Generally speaking with such operations you aim for two things:
Do not execute a query inside a loop
Reduce the number of queries required by performing computations on the SQL side
Additionally, you might want to merge some of the queries you have, if possible.
Let's start with 2), because this is very specific and often not easily possible. Generally, the fastest operation here would be to write a single query that returns the rank. There are two options with this:
The query is quick to run so you just execute it whenever you need the ranking. This would be the very simple case of something like this:
SELECT
thing.*,
(POINTS_QUERY) as score
FROM thing
ORDER BY score DESC
In this case, this will give you an ordered list of things by some artificial score (e.g. if you build some kind of competition). The POINTS_QUERY
would be something that uses a specific thing
in a subquery to determine its score, e.g. aggregate the points of all the tasks it has solved.
In SQLAlchemy, this would look like this:
score = session.query(func.sum(task.points)).filter(task.thing_id == Thing.id).correlate(Thing).label("score")
thing_ranking = session.query(thing, score).order_by(desc("score"))
This is somewhat a little bit more advanced usage of SQLAlchemy: We construct a subquery that returns a scalar value we labled score
. With correlate
we tell it that thing
will come from an outer query (this is important).
So that was the case where you run a single query that gives you a ranking (the ranks a determined based on the index in the list and depend on your ranking strategy). If you can achieve this, it is the best case
The query itself is expensive you want the values cached. This means you can either use the solution above and cache the values outside of the database (e.g. in a dict or using a caching library). Or you compute them like above but update a database field (like Thing.rank
). Again, the query from above gives us the ranking. Additionally, I assume the simplest kind of ranking: the index denotes the rank:
for rank, (thing, score) in enumerate(thing_ranking):
thing.rank = rank
Notice how I base my rank based on the index using enumerate
. Additionally, I take advantage of the fact that since I just queried thing
, I already have it in the session, so no need for an extra query.
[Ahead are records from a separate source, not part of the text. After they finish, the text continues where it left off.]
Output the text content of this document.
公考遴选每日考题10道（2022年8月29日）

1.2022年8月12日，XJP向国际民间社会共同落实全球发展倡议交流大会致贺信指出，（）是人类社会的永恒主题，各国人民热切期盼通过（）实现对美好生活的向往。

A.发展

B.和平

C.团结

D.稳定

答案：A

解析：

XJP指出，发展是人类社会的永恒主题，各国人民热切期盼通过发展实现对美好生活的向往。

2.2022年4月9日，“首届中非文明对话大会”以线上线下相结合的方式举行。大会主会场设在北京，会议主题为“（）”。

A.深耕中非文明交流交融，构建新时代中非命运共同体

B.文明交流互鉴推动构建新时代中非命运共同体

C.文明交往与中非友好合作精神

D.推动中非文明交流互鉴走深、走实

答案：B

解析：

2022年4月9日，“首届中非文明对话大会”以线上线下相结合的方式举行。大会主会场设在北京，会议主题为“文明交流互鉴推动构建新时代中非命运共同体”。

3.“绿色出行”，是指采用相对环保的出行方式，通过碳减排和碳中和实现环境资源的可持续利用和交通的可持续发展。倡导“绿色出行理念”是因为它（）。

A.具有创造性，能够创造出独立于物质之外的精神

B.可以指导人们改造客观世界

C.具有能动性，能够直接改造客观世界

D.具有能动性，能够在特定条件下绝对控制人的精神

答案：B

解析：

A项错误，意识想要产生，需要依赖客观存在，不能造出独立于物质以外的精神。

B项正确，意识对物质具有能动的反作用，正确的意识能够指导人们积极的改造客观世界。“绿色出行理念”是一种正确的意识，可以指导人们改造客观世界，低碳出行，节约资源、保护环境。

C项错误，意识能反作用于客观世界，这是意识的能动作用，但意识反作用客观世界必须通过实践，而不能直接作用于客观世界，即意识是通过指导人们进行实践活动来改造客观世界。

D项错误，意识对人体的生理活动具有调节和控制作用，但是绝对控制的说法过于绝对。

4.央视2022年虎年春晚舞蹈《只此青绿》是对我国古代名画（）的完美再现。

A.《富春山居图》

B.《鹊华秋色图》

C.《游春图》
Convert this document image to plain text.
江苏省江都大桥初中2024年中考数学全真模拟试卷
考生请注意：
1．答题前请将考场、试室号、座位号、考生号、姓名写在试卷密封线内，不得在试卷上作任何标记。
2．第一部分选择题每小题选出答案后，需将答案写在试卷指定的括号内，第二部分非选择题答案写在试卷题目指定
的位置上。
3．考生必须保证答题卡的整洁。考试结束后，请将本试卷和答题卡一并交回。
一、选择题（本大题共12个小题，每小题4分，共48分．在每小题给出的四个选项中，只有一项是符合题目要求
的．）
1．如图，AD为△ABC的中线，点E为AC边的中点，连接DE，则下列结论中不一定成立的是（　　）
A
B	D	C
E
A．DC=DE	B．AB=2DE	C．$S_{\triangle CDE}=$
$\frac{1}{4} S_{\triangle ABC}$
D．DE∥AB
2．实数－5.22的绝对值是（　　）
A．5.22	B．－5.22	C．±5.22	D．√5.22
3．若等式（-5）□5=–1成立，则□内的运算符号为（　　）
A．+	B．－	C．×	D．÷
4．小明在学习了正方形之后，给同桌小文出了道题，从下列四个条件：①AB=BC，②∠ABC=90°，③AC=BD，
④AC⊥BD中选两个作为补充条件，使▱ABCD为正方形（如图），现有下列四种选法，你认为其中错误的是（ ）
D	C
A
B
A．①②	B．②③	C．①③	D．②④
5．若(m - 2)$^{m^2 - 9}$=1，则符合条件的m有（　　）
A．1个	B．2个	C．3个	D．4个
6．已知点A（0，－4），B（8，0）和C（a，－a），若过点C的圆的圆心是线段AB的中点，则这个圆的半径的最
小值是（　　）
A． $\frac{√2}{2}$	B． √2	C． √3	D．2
So this might be your solution right here, but read on for some additional info.
Using the last idea from above, we can now tackle 1): Get the query outside the loop. In general I noticed that you pass a list of things to a sorting function that only seems to return IDs. Why? If you can change it, make it so that it returns the things as a whole.
However, it might be possible that you cannot change this function so let's consider what we do if we can't change it. We already have a list of all relevant things. And we get a sorted list of their IDs. So why not build a dict
as a lookup for ID -> Thing?
things_dict = dict(thing.id, thing for thing in lock_things)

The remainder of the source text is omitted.